Seven years have passed since Canada ended its combat mission in Afghanistan and the Canadian Journal of Surgery published the first Canadian Forces supplement on war surgery.2 In the last decade, meticulous international data collection and research efforts have led to significant improvements in military trauma care. In optimal conditions, experienced health care providers can be challenged by trauma casualty care. Combat missions further complicate the challenge; the austere environment and scarcity of resources hinder optimal care to the wounded. Timely treatment is one of the most important variables that can affect trauma patients’ outcomes. Remote locations and tactical limitations may prolong evacuation times — a situation similar to trauma that occurs in remote locations in Canada under extreme weather conditions.

Historically, medical care in the battlefield has been a milieu for providers to learn and promote further trauma research in both military and civilian medical institutions. During both Iraq and Afghanistan conflicts, the establishment of clear injury definitions with quantifiable outcomes through detailed data collection and well-supported, focused research improved outcomes.3,4 Among the most significant improvements in tactical combat casualty care (TCCC) in recent years is the wide implementation of tourniquets, which decreased mortality from extremity hemorrhage by 85%.4 Hemostatic dressings with gauze impregnated with organic agents, such as chitosan or nonwoven kaolin, were found to be superior to regular gauze in controlling compressible hemorrhage.5 A significant cause of combat deaths is from noncompressible torso hemorrhage. Resuscitative endovascular balloon occlusion of the aorta (REBOA) has been used successfully in hospital settings to resuscitate those patients. In this supplement, Smith and McAlister6 present proof of concept for a novel REBOA system that may be used in the prehospital setting.

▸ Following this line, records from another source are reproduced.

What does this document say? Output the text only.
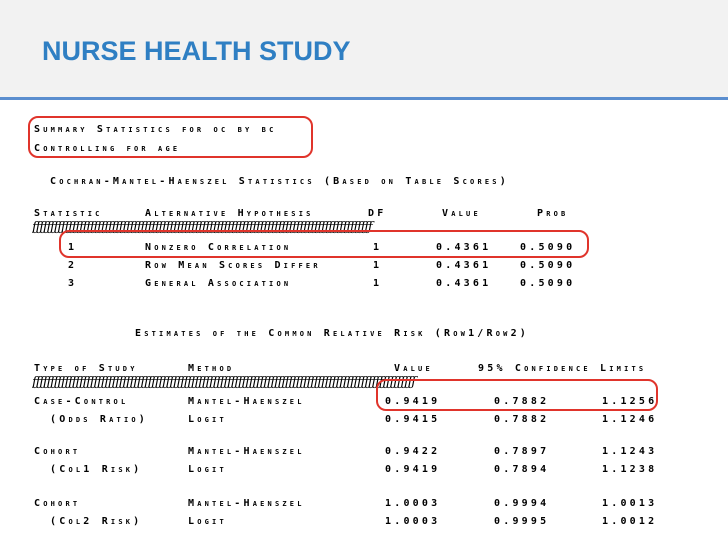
NURSE HEALTH STUDY
Summary Statistics for oc by bc
Controlling for age
Cochran-Mantel-Haenszel Statistics (Based on Table Scores)
Statistic	Alternative Hypothesis	DF	Value	Prob
ƒƒƒƒƒƒƒƒƒƒƒƒƒƒƒƒƒƒƒƒƒƒƒƒƒƒƒƒƒƒƒƒƒƒƒƒƒƒƒƒƒƒƒƒƒƒƒƒƒƒƒƒƒƒƒƒƒƒƒƒƒƒƒƒƒƒƒƒƒƒƒƒƒƒƒƒƒƒƒƒƒƒƒƒƒƒƒƒƒƒƒƒƒƒ
1	Nonzero Correlation	1	0.4361	0.5090
2	Row Mean Scores Differ	1	0.4361	0.5090
3	General Association	1	0.4361	0.5090
Estimates of the Common Relative Risk (Row1/Row2)
Type of Study	Method	Value	95% Confidence Limits
ƒƒƒƒƒƒƒƒƒƒƒƒƒƒƒƒƒƒƒƒƒƒƒƒƒƒƒƒƒƒƒƒƒƒƒƒƒƒƒƒƒƒƒƒƒƒƒƒƒƒƒƒƒƒƒƒƒƒƒƒƒƒƒƒƒƒƒƒƒƒƒƒƒƒƒƒƒƒƒƒƒƒƒƒƒƒƒƒƒƒƒƒƒƒƒƒƒƒƒƒƒƒƒƒƒƒ
Case-Control	Mantel-Haenszel	0.9419	0.7882	1.1256
(Odds Ratio)	Logit	0.9415	0.7882	1.1246
Cohort	Mantel-Haenszel	0.9422	0.7897	1.1243
(Col1 Risk)	Logit	0.9419	0.7894	1.1238
Cohort	Mantel-Haenszel	1.0003	0.9994	1.0013
(Col2 Risk)	Logit	1.0003	0.9995	1.0012
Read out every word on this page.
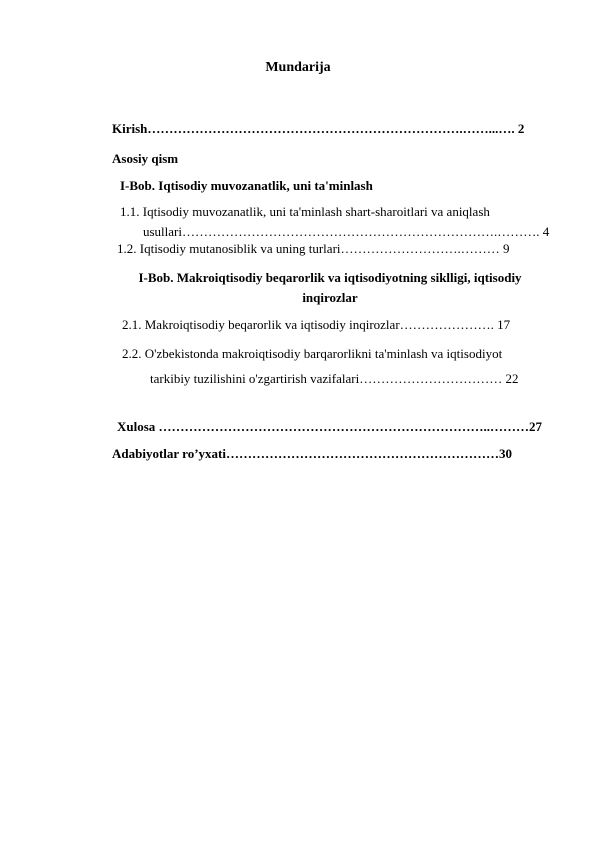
Mundarija
Kirish……………………………………………………………….……...…. 2
Asosiy qism
I-Bob. Iqtisodiy muvozanatlik, uni ta'minlash
1.1. Iqtisodiy muvozanatlik, uni ta'minlash shart-sharoitlari va aniqlash
usullari……………………………………………………………….………. 4
1.2. Iqtisodiy mutanosiblik va uning turlari……………………….……… 9
I-Bob. Makroiqtisodiy beqarorlik va iqtisodiyotning siklligi, iqtisodiy inqirozlar
2.1. Makroiqtisodiy beqarorlik va iqtisodiy inqirozlar…………………. 17
2.2. O'zbekistonda makroiqtisodiy barqarorlikni ta'minlash va iqtisodiyot
tarkibiy tuzilishini o'zgartirish vazifalari…………………………… 22
Xulosa …………………………………………………………………..………27
Adabiyotlar ro’yxati………………………………………………………30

Early administration of tranexamic acid (TXA), which was shown in the CRASH-2 trial to reduce mortality,7 has been applied in combat situations. Balanced blood component transfusion, with a 1:1:1 ratio between red blood cells, plasma and platelets, became the gold standard for treatment of hemorrhagic trauma,8 but it is difficult to implement in austere or prehospital settings. Fresh whole blood donated by uninjured soldiers to a casualty in shock may be an effective strategy in austere circumstances to correct the various derangements caused by hemorrhage. Both TXA and fresh whole blood were used during the recent deployment in Iraq.9

Early surgery remains the key to providing medical care to trauma patients. The composition of forward surgical teams vary according to their designated mission from a team of approximately 20, including 4 surgeons, 8 nurses and 2 surgical technicians, to a 4-person jump team that consists of 1 to 2 surgeons, 1 nurse and 1 surgical technician.10 Leasiolagi and colleagues11 use their experience of a small team in a far-forward position that improvised a mobile operating room to define the specifications of an ideal unit.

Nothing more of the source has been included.